What to Do if You Witness a Public Display of Aggression Toward a Child


sad, crying child being carried away by a man

It has all happened to us—we are in a store, at the park, or any number of places where parents take their kids (so EVERYWHERE) and our attention is drawn to a parent yelling at their child or maybe even hitting them. Your gut instinct might be to pretend you didn’t hear it or to quickly change your path. But is that what we should be doing? Children are helpless, and as adults, we need to look out for ALL children. But we also need to reach out to the parent. Parenting is a tough job and we should all do our part to normalize that it is tough, and we that are all trying to do our best.

If you find yourself in a Public Display of Aggression situation, here are some things you can try to help diffuse the situation.

Keep it positive

If you do not want to get involved, at a minimum, keep comments to yourself and don’t stare. Neither action is helpful and can make the situation worse. If you choose to get involved, keep things positive and non-confrontational. You can simply try “Good morning” or “Hello” directed to the parent and child. That can go a long way.

Change the parent’s focus

As you walk by, or as you are standing in line, begin a conversation with the parent. By doing this, the goal is to break the tension between the parent and child, even if just for a moment. Saying things like, “Can I help you get your groceries out of your cart/into your car?” or “My kids do that all of the time” are some examples. You don’t want to criticize their parenting; you just want to provide a shift in the parent’s focus.

Change the child’s focus

Just as you may try with the parent, try starting a conversation with the child. “I like your dress,” “How old are you?” or “Are you helping mom shop?” are some suggestions. If they are younger, you may even find you can play a quiet game of peek-a-boo.

Show kindness

“Being Kind” is something we all want. Allow the parent in front of you in line if you can sense things are escalating. Hold the cart steady if they are struggling to get the infant carrier in the cart. If they drop something, pick it up for them. A simple demonstration of kindness might be the thing that changes the rest of the day for that parent.
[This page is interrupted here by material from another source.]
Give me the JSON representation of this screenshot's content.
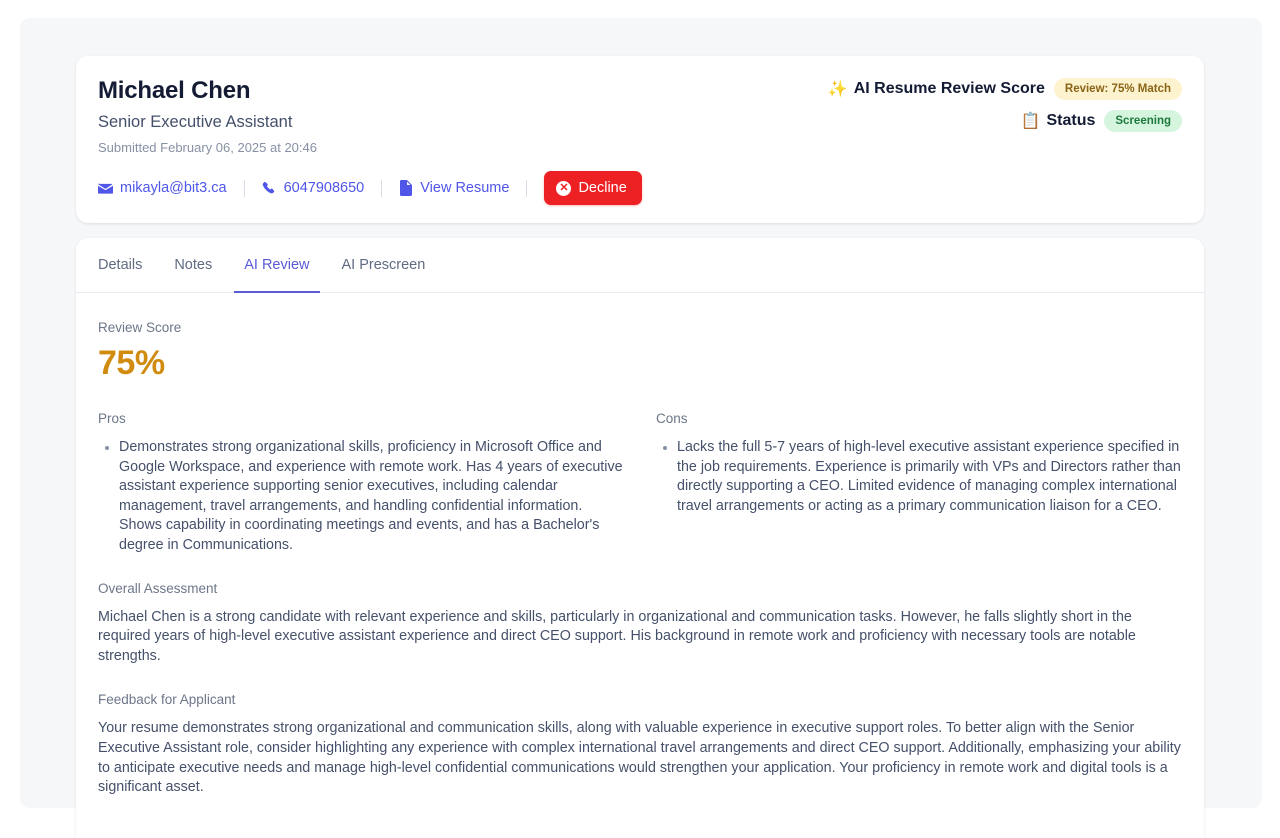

If the child is in immediate danger, ACT

This one may require you to really step out of your comfort zone. If the child is at risk of being physically harmed or in need of any assistance, offer it to them as soon as possible. This includes taking actions like calling over a security guard or calling the police if the situation requires intervention.
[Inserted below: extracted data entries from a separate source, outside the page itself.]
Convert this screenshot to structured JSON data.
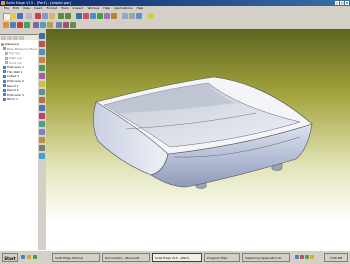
{
  "window": {
    "title": "Solid Edge V15 - [Part] - [staple.par]"
  },
  "menu": [
    "File",
    "Edit",
    "View",
    "Insert",
    "Format",
    "Tools",
    "Inspect",
    "Window",
    "Help",
    "Applications",
    "Help"
  ],
  "pathfinder": {
    "items": [
      {
        "label": "staple.par",
        "icon": "part-icon"
      },
      {
        "label": "Base Reference Planes",
        "icon": "planes-icon"
      },
      {
        "label": "Top (xy)",
        "icon": "plane-icon"
      },
      {
        "label": "Right (yz)",
        "icon": "plane-icon"
      },
      {
        "label": "Front (xz)",
        "icon": "plane-icon"
      },
      {
        "label": "Protrusion 1",
        "icon": "feature-icon"
      },
      {
        "label": "Thin Wall 1",
        "icon": "feature-icon"
      },
      {
        "label": "Cutout 1",
        "icon": "feature-icon"
      },
      {
        "label": "Protrusion 2",
        "icon": "feature-icon"
      },
      {
        "label": "Round 1",
        "icon": "feature-icon"
      },
      {
        "label": "Round 2",
        "icon": "feature-icon"
      },
      {
        "label": "Protrusion 3",
        "icon": "feature-icon"
      },
      {
        "label": "Mirror 1",
        "icon": "feature-icon"
      }
    ]
  },
  "taskbar": {
    "start_label": "Start",
    "tasks": [
      {
        "label": "Solid Edge Tutorial",
        "active": false
      },
      {
        "label": "Document1 - Microsoft",
        "active": false
      },
      {
        "label": "Solid Edge V15 - [Part]",
        "active": true
      },
      {
        "label": "Program Files",
        "active": false
      },
      {
        "label": "Capturing Application Pr",
        "active": false
      }
    ],
    "clock": "3:04 PM"
  },
  "colors": {
    "titlebar": "#0a246a",
    "background_top": "#5e6420",
    "background_bottom": "#ffffff",
    "part_face": "#c4cbdc"
  }
}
You will ultimately have to decide what is best for you and your child(ren) if they are with you.  You do not want to have an escalated situation, especially if your children are with you, but you also want to be a role model for your children and show them you care. Use your gut instinct.

Remember, we parent the way we were parented unless we are taught differently (through our partner/spouse or through education of some kind—even a parenting class). But not all of us have the time or means to take a class even if we knew where to look. Sometimes, it does take a village.